Turismo

Giovanni Frapolli dice addio a Bosco Gurin

L’imprenditore bellinzonese, in rotta di collisione con il Patriziato, minaccia di chiudere e parla di smantellamento degli impianti: «Mi bloccano qualsiasi iniziativa e nemmeno Comunie ASCOVAM sono riusciti a convincerli della bontà dei miei progetti» - Domani assemblea decisiva
Giovanni Frapolli dopo quasi trent’anni potrebbe dire addio a Bosco Gurin. ©CdT/Archivio
Mauro Giacometti
15.04.2021 06:00

È una valanga a ciel sereno quella che travolge la località sciistica di Bosco Gurin. Anche se i segnali del disastro in quota erano nell’aria da qualche tempo con le difficoltà pandemiche e la stagione invernale a singhiozzo che ha esasperato gli animi. Giovanni Frapolli, da una trentina d’anni «patron» della località turistica walser, ha deciso di chiudere baracca e burattini e andarsene. Motivo? «Il Patriziato, proprietario di gran parte dei terreni sui quali sorgono gli impianti, mi blocca ogni progetto o iniziativa di rilancio turistico in una prospettiva extrainvernale», ci dice venendoci a trovare in redazione dopo aver lanciato il sasso dello smantellamento della sua stazione invernale dalle colonne de LaRegione online. Sempre combattivo e propositivo, non è amareggiato, bensì piuttosto arrabbiato per come negli ultimi anni siano stati accolti i suoi progetti di apertura «quattro stagioni» della stazione invernale.
Ma quale Masterplan?
«Quando è stato allestito il Masterplan della Vallemaggia mi è stato chiesto cosa intendessi fare per Bosco Gurin ed io ho illustrato i miei progetti (vedi box) che sono stati inseriti nel documento programmatico. Al momento di iniziare a concretizzare questa mia visione di una stazione turistica aperta tutto l’anno, però, mi sono trovato di fronte un muro, quello eretto dal Patriziato, che ha cominciato a porre il veto e a chiedere di stralciare i miei progetti di rilancio. Sono stato oggetto di accuse inaccettabili da chi, anziché incoraggiare e valorizzare le iniziative imprenditoriali sui propri terreni, pensa solamente ad incassare le tasse e a imporre l’utilizzo gratuito degli impianti ai propri membri. Nemmeno la mediazione dei tre granconsiglieri della Vallemaggia, dei sindaci e dell’ASCOVAM, l’associazione che raggruppa i Comuni della regione, è riuscita a sbloccare la situazione. Alcuni membri del Patriziato si continuano ad opporre, direi piuttosto ottusamente, a qualsiasi innovazione che possa portare lavoro e risorse a Bosco Gurin per tutto l’anno, non solo per i tre mesi invernali».

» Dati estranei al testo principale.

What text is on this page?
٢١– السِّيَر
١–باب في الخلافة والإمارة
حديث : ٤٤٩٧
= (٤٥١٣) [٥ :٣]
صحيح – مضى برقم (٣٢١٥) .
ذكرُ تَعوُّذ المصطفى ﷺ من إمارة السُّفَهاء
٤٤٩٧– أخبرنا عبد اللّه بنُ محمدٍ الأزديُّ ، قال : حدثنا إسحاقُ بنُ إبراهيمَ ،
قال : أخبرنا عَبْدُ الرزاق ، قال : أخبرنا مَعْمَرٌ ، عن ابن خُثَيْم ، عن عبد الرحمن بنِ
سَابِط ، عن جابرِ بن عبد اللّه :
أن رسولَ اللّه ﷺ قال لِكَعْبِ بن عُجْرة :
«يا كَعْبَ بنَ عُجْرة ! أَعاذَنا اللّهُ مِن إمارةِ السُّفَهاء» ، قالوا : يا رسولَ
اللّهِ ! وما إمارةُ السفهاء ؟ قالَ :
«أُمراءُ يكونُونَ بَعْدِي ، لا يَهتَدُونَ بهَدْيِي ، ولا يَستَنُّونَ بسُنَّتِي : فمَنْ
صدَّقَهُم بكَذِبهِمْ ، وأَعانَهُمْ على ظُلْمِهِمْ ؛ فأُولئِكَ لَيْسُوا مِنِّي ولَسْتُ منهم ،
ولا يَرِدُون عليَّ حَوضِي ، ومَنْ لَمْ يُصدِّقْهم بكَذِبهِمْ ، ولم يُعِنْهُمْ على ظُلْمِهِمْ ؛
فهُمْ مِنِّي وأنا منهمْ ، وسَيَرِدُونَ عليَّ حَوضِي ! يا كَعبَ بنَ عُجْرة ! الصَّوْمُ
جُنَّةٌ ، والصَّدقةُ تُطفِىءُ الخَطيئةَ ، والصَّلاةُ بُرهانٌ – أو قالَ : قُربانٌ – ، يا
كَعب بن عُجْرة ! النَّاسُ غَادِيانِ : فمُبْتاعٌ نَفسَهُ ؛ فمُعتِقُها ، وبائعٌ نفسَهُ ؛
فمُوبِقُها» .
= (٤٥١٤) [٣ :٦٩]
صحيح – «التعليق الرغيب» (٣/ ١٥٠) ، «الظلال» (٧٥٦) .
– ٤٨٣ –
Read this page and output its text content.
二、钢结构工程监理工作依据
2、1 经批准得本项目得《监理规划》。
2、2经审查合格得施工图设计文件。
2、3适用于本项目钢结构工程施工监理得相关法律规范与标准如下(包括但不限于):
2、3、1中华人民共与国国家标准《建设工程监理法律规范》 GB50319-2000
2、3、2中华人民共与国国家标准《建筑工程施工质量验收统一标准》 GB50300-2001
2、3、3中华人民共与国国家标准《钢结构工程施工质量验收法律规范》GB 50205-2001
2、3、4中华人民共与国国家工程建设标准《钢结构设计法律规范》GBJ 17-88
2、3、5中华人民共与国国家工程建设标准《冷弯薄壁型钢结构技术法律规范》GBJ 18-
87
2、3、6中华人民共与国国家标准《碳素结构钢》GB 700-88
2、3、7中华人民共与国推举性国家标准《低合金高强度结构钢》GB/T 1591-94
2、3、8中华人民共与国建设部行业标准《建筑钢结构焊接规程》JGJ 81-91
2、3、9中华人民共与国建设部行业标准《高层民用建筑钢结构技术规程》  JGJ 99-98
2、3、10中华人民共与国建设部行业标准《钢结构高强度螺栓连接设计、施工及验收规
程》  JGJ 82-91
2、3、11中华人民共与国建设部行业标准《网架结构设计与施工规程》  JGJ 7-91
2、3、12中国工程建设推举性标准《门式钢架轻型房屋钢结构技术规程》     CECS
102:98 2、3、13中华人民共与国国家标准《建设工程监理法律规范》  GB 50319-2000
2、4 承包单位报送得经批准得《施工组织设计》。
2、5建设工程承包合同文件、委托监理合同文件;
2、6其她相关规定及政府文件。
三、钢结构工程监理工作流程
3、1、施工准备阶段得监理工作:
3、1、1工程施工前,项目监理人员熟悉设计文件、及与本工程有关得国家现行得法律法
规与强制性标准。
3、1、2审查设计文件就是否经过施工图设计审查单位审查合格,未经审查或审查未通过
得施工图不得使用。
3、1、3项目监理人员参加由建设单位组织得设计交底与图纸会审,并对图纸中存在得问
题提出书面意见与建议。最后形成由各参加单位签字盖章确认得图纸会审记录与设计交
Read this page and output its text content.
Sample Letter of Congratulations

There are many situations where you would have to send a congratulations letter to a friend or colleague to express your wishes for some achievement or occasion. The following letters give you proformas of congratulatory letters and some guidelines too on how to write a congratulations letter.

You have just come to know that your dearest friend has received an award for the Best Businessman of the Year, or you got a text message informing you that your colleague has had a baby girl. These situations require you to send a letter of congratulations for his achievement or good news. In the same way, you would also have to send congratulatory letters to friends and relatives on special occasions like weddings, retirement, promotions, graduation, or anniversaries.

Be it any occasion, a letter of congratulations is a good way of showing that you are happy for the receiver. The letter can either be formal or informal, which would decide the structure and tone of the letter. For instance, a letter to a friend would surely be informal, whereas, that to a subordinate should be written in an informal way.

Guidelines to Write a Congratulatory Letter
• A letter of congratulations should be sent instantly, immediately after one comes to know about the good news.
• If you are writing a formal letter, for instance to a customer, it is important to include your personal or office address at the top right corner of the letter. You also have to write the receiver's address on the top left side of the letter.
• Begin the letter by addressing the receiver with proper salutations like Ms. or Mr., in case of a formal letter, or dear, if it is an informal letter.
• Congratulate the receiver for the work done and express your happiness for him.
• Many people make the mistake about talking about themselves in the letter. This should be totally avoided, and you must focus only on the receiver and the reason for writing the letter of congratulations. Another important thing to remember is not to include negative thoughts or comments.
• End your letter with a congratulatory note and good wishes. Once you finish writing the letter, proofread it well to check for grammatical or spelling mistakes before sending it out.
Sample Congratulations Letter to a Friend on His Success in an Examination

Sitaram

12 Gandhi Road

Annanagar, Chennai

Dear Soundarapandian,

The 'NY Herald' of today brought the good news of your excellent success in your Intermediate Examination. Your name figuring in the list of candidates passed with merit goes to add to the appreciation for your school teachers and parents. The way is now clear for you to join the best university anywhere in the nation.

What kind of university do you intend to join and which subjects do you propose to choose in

Ieri pomeriggio abbiamo cercato di contattare, senza successo, il presidente del Patriziato di Bosco Gurin, Egidio Bronz, per una replica. Intanto però l’assemblea patriziale, durante la quale certamente si parlerà dell’addio di Frapolli, è convocata per domani sera alle 20.
Responsabilità cantonali
Come nel suo stile, però, Frapolli non si limita ad accusare i suoi oppositori locali ma alza il tiro anche verso Bellinzona. «È vero, alcuni patrizi mi mettono i bastoni tra le ruote, ma c’è chi li lascia fare. La politica di aiuto alle zone periferiche non funziona, soprattutto se si permette a pochi, sulla base di ragioni arcaiche e antistoriche, di bloccare investimenti milionari. Si fa un gran parlare di politica regionale e rilancio delle periferie ma poi di concreto si fa poco o nulla», sottolinea l’ingegnere bellinzonese.
«Vendo ai russi»
Ma non è, chiediamo, che la sua decisione di abbandonare Bosco Gurin dipenda anche dal cattivo andamento di una stagione invernale appena conclusa e che, considerando il buon innevamento, poteva riservarle molte soddisfazioni, ad esempio se le avessero concesso le terrazze aperte per il ristoro degli sciatori? «La pandemia c’entra poco o nulla. È da quasi trent’anni che ho accettato la sfida di rendere Bosco Gurin una stazione turistica di un certo livello, confrontandomi spesso con i pregiudizi della gente del posto. Ora sono proprio stanco di combattere contro i mulini a vento. Anzi, a chi non crede che, dovessero stare così le cose me ne vado, dico che ho già contattato dei russi ai quali interessano gli impianti. Ma non per rilevare la gestione della stazione turistica: smonterebbero funivia e seggiovia e se le porterebbero via. Basta incontrarsi sul prezzo», dice salutandoci.